Collina Temporal range: Toarcian PreꞒ Ꞓ O S D C P T J K Pg N

Scientific classification
- Kingdom: Animalia
- Phylum: Mollusca
- Class: Cephalopoda
- Subclass: †Ammonoidea
- Order: †Ammonitida
- Family: †Dactylioceratidae
- Subfamily: †Dactylioceratinae
- Genus: †Collina Hyatt, 1867
- Type species: Collina gemma Buckman, 1927
- Species: C. gemma Buckman, 1927; C. kampemorpha Kottek, 1966;
- Synonyms: Mucrodactylites Buckman, 1927; Collinites Bonarelli, 1899;

= Collina (ammonite) =

Extinct genus of ammonites

Collina is genus of ammonite that lived during lower to upper Toarcian stage of early Jurassic. Members of this genus existed from Braunianus Subzone to Variabilis Zone. Their fossils were found in Europe, Asia, North America and South America.
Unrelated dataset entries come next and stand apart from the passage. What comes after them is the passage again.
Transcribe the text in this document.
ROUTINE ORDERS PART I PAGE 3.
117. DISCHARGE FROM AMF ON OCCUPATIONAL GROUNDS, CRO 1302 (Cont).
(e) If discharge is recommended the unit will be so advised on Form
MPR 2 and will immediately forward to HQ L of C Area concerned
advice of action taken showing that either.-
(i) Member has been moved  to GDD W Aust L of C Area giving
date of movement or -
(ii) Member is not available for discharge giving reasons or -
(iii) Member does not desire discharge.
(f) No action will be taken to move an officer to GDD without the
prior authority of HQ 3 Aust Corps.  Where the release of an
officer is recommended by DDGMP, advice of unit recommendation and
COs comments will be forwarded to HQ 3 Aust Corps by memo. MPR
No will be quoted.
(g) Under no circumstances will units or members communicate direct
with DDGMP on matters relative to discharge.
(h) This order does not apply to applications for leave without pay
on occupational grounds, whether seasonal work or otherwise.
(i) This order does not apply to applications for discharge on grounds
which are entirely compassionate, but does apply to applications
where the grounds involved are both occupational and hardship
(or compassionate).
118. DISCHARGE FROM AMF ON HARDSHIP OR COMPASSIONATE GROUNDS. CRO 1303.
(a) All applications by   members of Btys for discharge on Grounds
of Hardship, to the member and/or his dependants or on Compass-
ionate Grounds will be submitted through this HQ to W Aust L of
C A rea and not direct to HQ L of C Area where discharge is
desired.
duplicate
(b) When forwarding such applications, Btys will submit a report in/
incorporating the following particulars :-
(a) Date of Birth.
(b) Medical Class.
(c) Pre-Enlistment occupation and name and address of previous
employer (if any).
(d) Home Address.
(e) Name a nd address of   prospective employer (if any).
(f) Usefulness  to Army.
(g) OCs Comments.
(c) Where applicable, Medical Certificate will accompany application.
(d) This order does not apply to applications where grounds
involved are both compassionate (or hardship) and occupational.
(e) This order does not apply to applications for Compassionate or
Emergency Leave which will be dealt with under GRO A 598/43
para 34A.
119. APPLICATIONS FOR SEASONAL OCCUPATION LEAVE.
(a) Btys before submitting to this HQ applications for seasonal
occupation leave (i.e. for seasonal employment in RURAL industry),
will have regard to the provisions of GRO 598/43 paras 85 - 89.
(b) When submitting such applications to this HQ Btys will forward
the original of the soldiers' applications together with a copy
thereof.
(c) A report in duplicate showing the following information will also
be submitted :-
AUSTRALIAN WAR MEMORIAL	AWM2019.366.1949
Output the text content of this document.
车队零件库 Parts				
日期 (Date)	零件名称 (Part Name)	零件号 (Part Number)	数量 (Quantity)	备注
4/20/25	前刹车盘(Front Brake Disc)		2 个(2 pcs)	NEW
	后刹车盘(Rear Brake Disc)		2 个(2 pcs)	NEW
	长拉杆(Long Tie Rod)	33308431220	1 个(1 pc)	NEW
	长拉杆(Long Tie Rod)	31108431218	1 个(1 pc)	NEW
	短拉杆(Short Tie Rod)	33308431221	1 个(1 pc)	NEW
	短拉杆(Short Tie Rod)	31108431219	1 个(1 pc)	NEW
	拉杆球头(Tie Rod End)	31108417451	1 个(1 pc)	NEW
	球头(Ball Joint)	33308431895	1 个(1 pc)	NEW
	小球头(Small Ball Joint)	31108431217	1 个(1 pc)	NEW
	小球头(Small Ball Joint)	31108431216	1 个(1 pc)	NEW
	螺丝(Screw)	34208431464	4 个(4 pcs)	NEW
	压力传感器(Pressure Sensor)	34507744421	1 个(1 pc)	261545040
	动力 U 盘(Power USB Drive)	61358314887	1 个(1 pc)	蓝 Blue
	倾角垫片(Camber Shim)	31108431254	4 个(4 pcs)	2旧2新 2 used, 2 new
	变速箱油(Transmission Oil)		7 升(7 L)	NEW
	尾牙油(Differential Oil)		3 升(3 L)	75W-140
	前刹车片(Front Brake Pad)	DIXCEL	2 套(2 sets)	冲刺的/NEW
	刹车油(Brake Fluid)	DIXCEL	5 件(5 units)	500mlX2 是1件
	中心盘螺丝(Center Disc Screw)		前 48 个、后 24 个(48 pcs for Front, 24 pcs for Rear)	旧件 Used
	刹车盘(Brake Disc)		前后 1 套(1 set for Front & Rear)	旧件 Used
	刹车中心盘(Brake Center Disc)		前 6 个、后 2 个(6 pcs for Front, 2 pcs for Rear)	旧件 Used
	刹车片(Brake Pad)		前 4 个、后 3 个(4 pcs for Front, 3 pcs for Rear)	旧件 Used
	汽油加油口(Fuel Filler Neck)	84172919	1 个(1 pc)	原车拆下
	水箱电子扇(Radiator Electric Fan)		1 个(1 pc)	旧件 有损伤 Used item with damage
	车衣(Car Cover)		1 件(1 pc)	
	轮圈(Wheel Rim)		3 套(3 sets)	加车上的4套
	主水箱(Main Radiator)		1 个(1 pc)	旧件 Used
It has evolved from Mesodactylites.

==Description==
Whorl section is angular quadrate. Distant ribs can be bifurcating or trifurcating on the place of high ventrolateral tubercules. Secondary ribs are bent strongly forward and raised in the middle part of the venter. Size dimorphism is present in the case of this genus.